Doç. Dr. Kara, aşı sonrası çocuklarda görülebilecek olası yan etkilerde yapılması gerekenleri ise şöyle anlattı:
“Kovid-19 aşıları sonrası en sık gözlenen lokal yan etki aşı uygulanan bölgede ağrı, kızarıklık ve şişliktir. Bununla birlikte; yorgunluk, baş ağrısı, kas ağrısı, titreme, halsizlik gibi genel bulgular gözlenebilir.
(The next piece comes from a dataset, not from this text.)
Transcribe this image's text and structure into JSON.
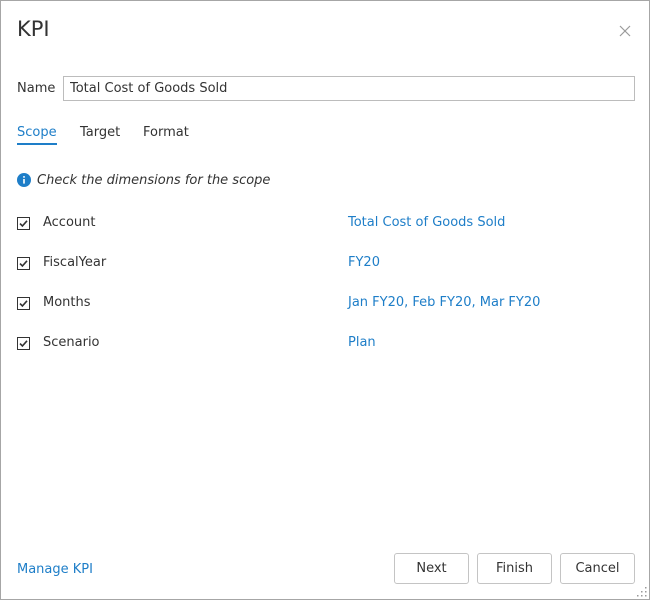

Bu bulgular birkaç gün içerisinde sıklıkla kendiliğinden geçer. Enjeksiyondan sonra ani gelişen solunum sıkıntısı, kusma, ciltte döküntü gibi erken alerjik reaksiyonu düşündüren bulgularda mutlaka sağlık kuruluşuna başvurulmalıdır. Aşı yapılan yerdeki kızarıklık veya hassasiyetin 24 saat sonra artış göstermesi halinde, sistemik bulguların birkaç gün geçmesine rağmen kötüye gittiği durumlarda, çocuğunuzda yeni gelişen çarpıntı, göğüs ağrısı gibi bulgular varlığında doktora başvurulması önerilmektedir.”